Like a square peg in a round hole that has been forcefully and successfully been pushed through, Microsoft’s Office for Mac suite of productivity tools has been living in Mac users’ desktops since the late 1980s and has gradually become less annoying to use with the 2004 and 2008 versions making substantial effort to play nicely. The latest Office for Mac version is the 2011 suite and it comes with a fresh coat of paint to the user interface, the application icons and the packaging. The latter two of Brand New’s interest, designed by frog .
When we partnered with Microsoft to create a brand story for the launch of Office for Mac 2011 we quickly realized the product went way beyond productivity for the 75 percent of Mac owners that use the product. These students, entrepreneurs, and families use Office for Mac to create, mold, and share their ideas with each other and millions of Windows Office users.

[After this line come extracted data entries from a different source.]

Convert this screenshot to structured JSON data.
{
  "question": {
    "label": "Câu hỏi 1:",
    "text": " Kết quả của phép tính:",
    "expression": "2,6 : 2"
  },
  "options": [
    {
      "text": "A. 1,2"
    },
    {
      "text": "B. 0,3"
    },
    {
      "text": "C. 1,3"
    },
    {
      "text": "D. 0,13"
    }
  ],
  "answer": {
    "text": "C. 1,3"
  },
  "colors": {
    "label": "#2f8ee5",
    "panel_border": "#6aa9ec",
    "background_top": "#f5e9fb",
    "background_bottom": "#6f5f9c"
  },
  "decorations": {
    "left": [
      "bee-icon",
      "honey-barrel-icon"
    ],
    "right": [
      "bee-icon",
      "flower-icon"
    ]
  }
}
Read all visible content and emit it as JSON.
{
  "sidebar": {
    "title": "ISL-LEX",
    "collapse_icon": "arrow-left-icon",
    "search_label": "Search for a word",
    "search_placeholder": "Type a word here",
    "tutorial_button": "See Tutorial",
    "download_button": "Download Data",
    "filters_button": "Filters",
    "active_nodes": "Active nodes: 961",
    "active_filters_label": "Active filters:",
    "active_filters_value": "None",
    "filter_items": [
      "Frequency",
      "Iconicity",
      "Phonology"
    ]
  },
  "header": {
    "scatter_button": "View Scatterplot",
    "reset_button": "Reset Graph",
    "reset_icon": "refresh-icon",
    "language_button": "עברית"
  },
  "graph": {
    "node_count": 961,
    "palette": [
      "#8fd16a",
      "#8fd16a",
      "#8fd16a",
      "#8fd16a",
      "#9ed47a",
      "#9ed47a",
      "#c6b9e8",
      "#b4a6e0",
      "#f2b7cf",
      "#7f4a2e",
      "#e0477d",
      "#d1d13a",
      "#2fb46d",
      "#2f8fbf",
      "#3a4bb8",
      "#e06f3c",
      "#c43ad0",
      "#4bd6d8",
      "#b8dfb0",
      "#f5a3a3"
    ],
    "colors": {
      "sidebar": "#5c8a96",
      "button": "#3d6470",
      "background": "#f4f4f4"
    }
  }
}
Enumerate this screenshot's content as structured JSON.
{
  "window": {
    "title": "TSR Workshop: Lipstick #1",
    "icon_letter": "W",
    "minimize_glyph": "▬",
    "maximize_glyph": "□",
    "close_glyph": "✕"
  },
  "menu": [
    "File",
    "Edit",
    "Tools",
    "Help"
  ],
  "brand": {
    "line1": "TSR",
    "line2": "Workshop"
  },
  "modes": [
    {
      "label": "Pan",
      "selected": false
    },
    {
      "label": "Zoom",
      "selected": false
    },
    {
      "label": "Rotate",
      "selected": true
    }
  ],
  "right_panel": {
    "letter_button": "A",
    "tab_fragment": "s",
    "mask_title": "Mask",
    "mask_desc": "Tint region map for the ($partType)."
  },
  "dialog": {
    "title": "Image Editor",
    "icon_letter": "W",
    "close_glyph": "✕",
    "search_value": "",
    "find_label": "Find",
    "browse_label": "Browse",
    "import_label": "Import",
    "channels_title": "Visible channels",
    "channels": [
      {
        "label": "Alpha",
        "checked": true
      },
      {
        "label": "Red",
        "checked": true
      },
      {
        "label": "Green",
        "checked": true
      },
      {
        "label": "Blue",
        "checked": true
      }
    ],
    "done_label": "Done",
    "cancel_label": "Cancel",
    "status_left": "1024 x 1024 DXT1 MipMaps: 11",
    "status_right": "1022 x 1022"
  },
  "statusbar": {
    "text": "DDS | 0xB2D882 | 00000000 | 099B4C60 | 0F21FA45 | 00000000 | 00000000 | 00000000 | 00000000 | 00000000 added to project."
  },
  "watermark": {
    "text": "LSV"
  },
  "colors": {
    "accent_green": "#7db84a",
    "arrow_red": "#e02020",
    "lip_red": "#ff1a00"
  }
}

We enlisted designers from frog studios around the world in a two-week design shootout to create a huge variety of concepts. Three finalist concepts were chosen for further development, and all three leveraged the brand equity of the iconic letterforms, “W, P, X and O” that have defined the Office for Mac since 2001.
The final identity design (which was originally conceptualized by a frog in Shanghai) was chosen because the letter forms felt very realistic, bold, and dynamic. The “W, P, X and O” appear to be made by someone bending a raw material into the forms. It’s yet another nod to the hard work of our inspirational entrepreneurs. This concept was redrawn to exacting standards and proportions and refined over the course of several months.
The previous icons, designed by Landor, have always seemed like water park tube slides to me, but I always found them strangely enjoyable in a futuristic kind of way. The new ones dial down that UFO aesthetic and introduce a softer, more relatable feel with the rubbery finish of the icons. Removing the drastic perspective also makes the new ones feel less cartoonish and more, well, normal. The “W” for Word is the best resolved for the ribbon concept and the “X” the least, I wish it had been resolved without having to split it into two ribbons. But it’s really a minor complaint, as the new icons are remarkably elegant and sophisticated, especially in contrast to what the poor suckers who use PCs got for the latest Office version, below.
Frog also designed the new packaging which is, simply, hot. A great integration of the icons and a very nice simplicity to the box that will stand out so much better on the shelves of the Apple Store.